S.S. Biju Vs. Deepa R. and Ors.

MANU/KE/0679/2019

06.03.2019

Family

Court can impose a condition ordering payment of part of decree amount while exercising power under Order IX Rule 13 of CPC

The challenge involved in present appeal is that, the Family Court was not justified in having ordered payment of part of the decree amount, when his liability is yet to be finally determined in the Original Petition. According to learned counsel for the Appellant, Order IX Rule 13 of the Code of Civil Procedure, 1908 (CPC) does not extent to the Court any power to order payment of any portion of the decree amount, other than to impose reasonable cost on the applicant as a condition for setting aside ex parte decree. The only question for consideration, is whether the condition imposed by the court below was harsh, unreasonable or onerous causing prejudice to the Appellant.

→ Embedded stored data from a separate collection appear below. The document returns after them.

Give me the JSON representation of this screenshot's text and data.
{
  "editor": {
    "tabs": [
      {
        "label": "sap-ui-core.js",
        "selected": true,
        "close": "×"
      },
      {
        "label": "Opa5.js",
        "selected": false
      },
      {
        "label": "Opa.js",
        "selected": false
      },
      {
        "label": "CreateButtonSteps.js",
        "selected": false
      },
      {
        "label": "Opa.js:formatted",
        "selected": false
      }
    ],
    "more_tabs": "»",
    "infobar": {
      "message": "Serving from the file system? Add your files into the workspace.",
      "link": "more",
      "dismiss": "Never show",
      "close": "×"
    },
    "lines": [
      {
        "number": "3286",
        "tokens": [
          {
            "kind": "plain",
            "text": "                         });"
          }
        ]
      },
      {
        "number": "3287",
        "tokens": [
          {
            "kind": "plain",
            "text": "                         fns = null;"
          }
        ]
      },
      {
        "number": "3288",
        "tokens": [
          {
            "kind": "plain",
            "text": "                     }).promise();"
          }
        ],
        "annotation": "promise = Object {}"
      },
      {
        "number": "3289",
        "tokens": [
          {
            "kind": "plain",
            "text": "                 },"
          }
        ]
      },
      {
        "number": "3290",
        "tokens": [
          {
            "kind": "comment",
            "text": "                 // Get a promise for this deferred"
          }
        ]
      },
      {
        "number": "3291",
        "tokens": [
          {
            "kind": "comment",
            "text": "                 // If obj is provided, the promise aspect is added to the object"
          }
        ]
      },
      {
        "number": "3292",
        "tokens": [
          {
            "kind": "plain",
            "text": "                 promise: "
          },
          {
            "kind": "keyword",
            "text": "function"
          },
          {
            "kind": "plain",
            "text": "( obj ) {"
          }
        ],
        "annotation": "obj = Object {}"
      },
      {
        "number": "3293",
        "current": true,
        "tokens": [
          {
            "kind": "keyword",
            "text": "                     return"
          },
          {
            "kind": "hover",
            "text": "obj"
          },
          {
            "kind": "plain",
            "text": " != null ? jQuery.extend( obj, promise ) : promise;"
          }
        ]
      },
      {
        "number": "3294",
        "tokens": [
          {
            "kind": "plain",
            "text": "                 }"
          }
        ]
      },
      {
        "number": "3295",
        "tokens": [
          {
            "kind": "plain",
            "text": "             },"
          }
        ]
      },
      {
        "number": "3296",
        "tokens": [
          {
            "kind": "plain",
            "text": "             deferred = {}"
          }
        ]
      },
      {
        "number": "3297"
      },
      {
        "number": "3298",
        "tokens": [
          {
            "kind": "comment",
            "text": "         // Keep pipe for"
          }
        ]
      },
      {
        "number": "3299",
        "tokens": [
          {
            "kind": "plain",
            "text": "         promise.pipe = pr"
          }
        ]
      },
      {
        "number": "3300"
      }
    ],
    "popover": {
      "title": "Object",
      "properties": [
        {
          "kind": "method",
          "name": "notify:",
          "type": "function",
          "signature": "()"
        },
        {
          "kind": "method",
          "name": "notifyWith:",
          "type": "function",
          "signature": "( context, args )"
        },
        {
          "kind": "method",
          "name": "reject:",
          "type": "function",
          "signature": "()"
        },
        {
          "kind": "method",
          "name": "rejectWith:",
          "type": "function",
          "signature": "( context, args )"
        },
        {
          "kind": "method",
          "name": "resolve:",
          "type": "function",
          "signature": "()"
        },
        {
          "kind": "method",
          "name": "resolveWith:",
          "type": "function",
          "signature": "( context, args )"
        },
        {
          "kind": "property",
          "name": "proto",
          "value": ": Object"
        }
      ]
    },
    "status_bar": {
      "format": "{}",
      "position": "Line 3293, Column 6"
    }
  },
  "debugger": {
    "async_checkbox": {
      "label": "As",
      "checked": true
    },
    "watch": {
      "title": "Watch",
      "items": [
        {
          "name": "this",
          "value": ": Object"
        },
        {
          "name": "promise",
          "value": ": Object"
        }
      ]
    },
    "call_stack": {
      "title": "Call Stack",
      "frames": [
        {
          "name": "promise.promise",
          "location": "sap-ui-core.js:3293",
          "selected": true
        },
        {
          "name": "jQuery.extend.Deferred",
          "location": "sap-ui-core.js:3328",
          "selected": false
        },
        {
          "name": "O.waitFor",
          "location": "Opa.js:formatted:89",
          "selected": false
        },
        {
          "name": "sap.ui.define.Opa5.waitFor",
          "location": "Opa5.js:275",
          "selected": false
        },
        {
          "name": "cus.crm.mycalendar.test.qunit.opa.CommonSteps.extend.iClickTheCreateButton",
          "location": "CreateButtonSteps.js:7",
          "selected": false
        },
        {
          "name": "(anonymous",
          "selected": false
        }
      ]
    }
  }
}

Law does not seem to prohibit the Court from imposing a condition ordering payment of part of the decree amount while exercising power under Order IX Rule 13 of the CPC. But the court has to be cautious enough to notice that the condition imposed on the party does not work out to be harsh and onerous to him. So far as this case is concerned, there is no dispute on marital relationship.

The sole ground on which liability for maintenance is disowned is that, the Appellant has been looking after the wife and children even when the litigation against him was pending. When the spousal relationship stands admitted, it naturally follows that the husband-cum-father has undeniable liability to maintain the wife and children under law.

The amount fixed by the impugned orders for payment to the Respondent appears to be quite reasonable. It is very difficult to assume that, the Court below has been harsh nor it imposed a condition which is onerous to the Appellant. The orders therefore, are liable only to be confirmed. In the result, impugned orders are sustained subject to the Appellant making payment of Rs. 50,000 to the Respondents within one month.